20 mai, 2021 - 16:07 • Maria João Costa
É um livro “para ser lido agora”, diz Patrícia Portela. A autora que está a lançar “- Hífen –“, explica que esta ficção é fruto “se calhar” da sua “revolta com a Europa que criamos”. A ação passa-se na Flandia, um país, como escreve nas páginas do livro que “não é bem um país, nem bem uma região, nem bem um Estado, a não ser de espírito.”
“O livro já estava feito quando começou a pandemia e estava eternamente a ser revisto”, conta Patrícia Portela em entrevista ao Ensaio Geral da Renascença. Segundo a autora, quando a pandemia começou, houve um período em que não conseguia sequer “olhar para o livro porque o livro era real”.
“Era um livro imaginário, sobre um mundo que passou por uma catástrofe que não compreende e de repente dou por mim a rever um texto que deixou de ser imaginário e passou a ser bastante real!” refere Portela.
A autora afirma: “Costumo dizer que os meus livros acontecem depois de eu os escrever. É uma relação um bocadinho desorganizada com a realidade, mas este não. Chegou depressa a sintonizar-se com o seu tempo. Acho que se encontrou com o mundo quando era revisto. Acho isso muito bonito e raro. Por isso faz dele um livro muito especial para ser lido agora”, conclui.
Há uma atualidade na distopia criada por Patrícia Portela neste livro. A autora de obras como “O Banquete”, ou “Dias Uteis” explica à Renascença que em “- Hifen -” está “se calhar” a sua “revolta com a Europa que criamos”.
A escritora que vive entre Portugal e a Bélgica, questiona a Europa em que vivemos. “É esse estado de espírito que não é bem um Estado, uma comunidade, uma federação. Não é bem “uma coisa” e que deixa, como agora acontece, um país bombardear outro que ocupou e fecha os olhos. Deixa uma guerra iniciar-se que provoca milhares de refugiados e depois fecha a porta da fronteira”.
No livro passado na Flandia, uma região imaginada há uma personagem central chamada Ofélia, uma mãe imigrante numa Europa que não tem espaço para ela. Patrícia Portela interroga-se por isso sobre o velho continente, o ser europeu e afirma: “é um lugar utópico que promete uma maneira de estar inclusiva, onde todos têm uma oportunidade, e afinal, há imensas falhas e vivemos à custa dos outros”.
“Como é que defendemos valores que na prática só defendemos para nós? É uma espécie de dupla ética! Existe uma ética e direitos que nós defendemos para nós e que não defendemos para toda a gente. Isto parece-me completamente irracional e pouco razoável” critica a autora.
Na “região hifanada” como descreve Patrícia Portela, há o desejo de ligar, criar pontes, como o “Hífen” que dá título ao livro sempre faz entre duas palavras. Esta é a ideia subjacente a todo o livro, a de que afinal não podemos viver uns sem os outros.

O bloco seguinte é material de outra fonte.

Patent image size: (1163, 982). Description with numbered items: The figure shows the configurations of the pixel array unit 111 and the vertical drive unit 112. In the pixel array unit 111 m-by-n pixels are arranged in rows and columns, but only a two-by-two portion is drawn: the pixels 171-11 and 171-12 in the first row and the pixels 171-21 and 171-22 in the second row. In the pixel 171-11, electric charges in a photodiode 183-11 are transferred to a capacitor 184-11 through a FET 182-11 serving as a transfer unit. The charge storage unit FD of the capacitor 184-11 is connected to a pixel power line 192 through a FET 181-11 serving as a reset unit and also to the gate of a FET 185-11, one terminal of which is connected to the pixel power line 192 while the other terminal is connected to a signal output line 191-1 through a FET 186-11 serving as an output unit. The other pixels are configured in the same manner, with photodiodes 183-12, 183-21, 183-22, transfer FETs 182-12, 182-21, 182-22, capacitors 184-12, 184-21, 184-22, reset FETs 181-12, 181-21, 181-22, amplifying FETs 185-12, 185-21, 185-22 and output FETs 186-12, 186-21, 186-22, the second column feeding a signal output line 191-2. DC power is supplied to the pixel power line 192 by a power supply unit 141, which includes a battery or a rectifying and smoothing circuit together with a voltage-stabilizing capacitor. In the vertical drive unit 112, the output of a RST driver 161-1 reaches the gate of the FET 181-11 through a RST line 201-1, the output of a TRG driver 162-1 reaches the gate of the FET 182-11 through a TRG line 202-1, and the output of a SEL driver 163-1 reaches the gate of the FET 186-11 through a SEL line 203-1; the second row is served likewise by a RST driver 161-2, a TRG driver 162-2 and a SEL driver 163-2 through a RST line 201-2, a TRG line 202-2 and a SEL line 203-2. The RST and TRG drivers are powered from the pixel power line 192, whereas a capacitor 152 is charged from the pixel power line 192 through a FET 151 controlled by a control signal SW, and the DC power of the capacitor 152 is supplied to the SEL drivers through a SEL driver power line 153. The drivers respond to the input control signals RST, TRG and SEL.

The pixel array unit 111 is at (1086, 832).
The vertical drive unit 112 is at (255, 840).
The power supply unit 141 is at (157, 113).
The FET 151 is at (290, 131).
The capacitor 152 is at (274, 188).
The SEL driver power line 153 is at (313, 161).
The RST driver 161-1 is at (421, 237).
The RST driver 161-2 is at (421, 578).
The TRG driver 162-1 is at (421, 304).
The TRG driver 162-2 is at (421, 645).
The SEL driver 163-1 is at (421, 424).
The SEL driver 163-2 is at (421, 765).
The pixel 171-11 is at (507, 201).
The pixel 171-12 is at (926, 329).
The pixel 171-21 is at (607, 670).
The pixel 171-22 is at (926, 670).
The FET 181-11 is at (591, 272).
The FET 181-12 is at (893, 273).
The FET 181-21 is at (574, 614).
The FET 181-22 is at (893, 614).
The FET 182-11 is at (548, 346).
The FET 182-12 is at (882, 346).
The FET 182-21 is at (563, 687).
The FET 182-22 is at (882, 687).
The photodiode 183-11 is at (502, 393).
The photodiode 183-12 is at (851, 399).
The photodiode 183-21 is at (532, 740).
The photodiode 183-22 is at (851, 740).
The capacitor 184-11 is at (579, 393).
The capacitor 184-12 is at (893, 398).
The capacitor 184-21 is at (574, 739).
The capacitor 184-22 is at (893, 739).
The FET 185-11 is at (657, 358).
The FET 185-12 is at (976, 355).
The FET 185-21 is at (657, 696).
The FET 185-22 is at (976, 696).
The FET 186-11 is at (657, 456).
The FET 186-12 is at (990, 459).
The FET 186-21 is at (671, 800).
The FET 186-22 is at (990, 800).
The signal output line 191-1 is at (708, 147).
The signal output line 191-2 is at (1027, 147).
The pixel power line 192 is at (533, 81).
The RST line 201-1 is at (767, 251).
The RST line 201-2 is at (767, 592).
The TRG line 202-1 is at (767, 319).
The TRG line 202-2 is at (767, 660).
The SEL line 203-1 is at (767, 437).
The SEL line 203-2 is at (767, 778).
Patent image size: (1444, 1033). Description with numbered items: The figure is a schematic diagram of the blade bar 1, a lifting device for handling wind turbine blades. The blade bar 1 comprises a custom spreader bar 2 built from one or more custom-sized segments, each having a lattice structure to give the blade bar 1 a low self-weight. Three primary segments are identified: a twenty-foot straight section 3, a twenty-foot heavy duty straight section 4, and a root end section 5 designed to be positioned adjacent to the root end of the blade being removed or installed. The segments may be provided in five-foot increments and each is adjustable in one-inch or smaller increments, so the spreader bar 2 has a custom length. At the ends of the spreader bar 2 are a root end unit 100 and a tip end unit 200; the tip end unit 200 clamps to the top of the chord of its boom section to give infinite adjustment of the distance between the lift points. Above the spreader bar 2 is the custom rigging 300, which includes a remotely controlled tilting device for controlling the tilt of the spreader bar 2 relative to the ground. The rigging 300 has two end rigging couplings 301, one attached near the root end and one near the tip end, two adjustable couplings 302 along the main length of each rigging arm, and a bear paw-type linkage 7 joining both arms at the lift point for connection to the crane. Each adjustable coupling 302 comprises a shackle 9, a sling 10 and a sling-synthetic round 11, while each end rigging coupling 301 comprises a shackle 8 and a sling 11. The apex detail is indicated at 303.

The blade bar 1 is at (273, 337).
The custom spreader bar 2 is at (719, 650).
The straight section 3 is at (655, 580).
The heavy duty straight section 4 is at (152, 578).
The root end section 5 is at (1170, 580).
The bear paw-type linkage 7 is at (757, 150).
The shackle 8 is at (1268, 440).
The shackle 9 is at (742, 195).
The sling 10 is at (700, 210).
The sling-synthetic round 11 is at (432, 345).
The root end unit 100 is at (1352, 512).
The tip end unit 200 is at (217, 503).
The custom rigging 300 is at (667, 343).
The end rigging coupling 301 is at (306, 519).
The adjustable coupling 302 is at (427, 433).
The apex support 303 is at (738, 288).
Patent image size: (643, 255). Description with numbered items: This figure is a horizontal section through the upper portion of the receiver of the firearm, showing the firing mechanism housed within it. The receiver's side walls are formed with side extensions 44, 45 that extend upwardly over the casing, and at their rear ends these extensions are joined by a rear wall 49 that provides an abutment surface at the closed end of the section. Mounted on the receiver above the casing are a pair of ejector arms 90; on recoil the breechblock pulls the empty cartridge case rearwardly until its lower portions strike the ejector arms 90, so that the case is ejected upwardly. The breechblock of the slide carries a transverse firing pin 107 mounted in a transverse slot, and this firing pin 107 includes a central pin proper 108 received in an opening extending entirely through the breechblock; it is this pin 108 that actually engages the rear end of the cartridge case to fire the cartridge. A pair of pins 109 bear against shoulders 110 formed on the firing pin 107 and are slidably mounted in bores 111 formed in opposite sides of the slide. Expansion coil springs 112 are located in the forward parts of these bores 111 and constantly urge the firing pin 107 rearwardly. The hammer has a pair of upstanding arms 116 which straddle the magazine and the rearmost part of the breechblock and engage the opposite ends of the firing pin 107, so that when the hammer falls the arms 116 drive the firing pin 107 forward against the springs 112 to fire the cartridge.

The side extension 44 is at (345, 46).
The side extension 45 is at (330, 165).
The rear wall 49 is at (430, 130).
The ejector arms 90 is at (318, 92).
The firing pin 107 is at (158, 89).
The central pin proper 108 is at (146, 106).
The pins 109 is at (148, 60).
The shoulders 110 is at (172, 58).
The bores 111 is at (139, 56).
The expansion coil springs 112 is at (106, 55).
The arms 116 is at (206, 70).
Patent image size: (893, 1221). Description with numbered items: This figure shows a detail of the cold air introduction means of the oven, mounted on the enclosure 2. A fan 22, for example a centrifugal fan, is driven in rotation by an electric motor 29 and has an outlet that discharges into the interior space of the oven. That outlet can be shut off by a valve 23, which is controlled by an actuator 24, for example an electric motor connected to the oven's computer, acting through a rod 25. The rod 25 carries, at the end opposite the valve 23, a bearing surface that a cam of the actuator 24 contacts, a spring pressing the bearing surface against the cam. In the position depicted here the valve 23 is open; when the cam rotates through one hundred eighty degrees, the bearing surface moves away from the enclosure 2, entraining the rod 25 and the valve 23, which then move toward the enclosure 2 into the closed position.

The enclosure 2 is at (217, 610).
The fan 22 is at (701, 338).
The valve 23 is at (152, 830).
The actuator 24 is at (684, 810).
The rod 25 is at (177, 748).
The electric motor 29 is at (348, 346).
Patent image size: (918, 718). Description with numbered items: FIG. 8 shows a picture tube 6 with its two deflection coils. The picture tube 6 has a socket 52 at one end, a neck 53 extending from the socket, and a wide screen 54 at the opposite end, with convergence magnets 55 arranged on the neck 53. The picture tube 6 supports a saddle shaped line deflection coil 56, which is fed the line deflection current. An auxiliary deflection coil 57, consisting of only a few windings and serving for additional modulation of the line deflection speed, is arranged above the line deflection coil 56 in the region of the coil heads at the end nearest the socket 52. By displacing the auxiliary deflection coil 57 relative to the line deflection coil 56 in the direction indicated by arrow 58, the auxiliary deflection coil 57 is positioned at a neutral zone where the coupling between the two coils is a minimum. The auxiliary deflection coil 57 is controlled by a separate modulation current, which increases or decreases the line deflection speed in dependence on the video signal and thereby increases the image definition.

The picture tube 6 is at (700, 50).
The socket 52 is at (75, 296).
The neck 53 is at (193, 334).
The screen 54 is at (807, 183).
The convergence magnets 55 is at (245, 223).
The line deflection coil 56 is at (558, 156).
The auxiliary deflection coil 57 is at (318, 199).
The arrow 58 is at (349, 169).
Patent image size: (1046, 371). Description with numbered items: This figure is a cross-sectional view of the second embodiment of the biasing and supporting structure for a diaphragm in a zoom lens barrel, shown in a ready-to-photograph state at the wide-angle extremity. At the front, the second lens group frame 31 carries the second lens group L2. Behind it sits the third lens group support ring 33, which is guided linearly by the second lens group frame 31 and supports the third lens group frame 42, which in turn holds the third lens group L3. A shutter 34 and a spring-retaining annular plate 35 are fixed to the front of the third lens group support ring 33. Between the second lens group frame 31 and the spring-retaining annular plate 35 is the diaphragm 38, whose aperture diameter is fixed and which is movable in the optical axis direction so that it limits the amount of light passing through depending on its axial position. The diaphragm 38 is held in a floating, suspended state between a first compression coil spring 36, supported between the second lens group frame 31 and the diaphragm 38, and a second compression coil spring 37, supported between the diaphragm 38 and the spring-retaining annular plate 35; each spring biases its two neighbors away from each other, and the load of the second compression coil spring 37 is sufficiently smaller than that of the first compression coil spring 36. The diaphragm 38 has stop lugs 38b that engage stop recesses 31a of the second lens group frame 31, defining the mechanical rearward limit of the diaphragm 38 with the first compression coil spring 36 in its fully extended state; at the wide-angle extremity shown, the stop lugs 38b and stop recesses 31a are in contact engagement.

Contudo, na ficção imaginada por Patrícia Portela a Inteligência Artificial ganhou terreno, e com os algoritmos a ajudarem, as ligações entre as pessoas deterioram-se. Escreve no livro a autora: “o destino de uma sociedade, regida só por números e estatísticas é o de acordar um dia sem palavras”.
E quem são os Flans, os personagens deste livro? “São naturalmente os habitantes da Flandia” explica Patrícia Portela, a região que” não é bem um país”, “nem um Estado” e onde “o prato tradicional é o Pudim Flan”.
Neste local imaginário deu-se uma batalha “muito conhecida que dá nome à Flandia, mas também ao feriado nacional, estatal, regional”, diz Patrícia Portela, onde “com uma série de Pudins Flans conseguiram envenenar o inimigo e assim ganhar a batalha e manter as fronteiras”
“Este livro é sobre um lugar que acho que todos reconhecemos. Sobre o que é que é estar num lugar com imensas condições e conseguir não ser feliz”, lembra Patrícia Portela. A autora que agora assume a direção artística do Teatro Viriato de Viseu, sublinha que “Nós estamos na parte da população que tem condições, contratos de trabalho, casa, comida, segurança social, família, tem hipótese de mudar o rumo à vida e ainda assim condena-se a não ser feliz e não seguir os seus objetivos. Acho que é sobre isso o “- Hífen -””, concluiu a sua autora.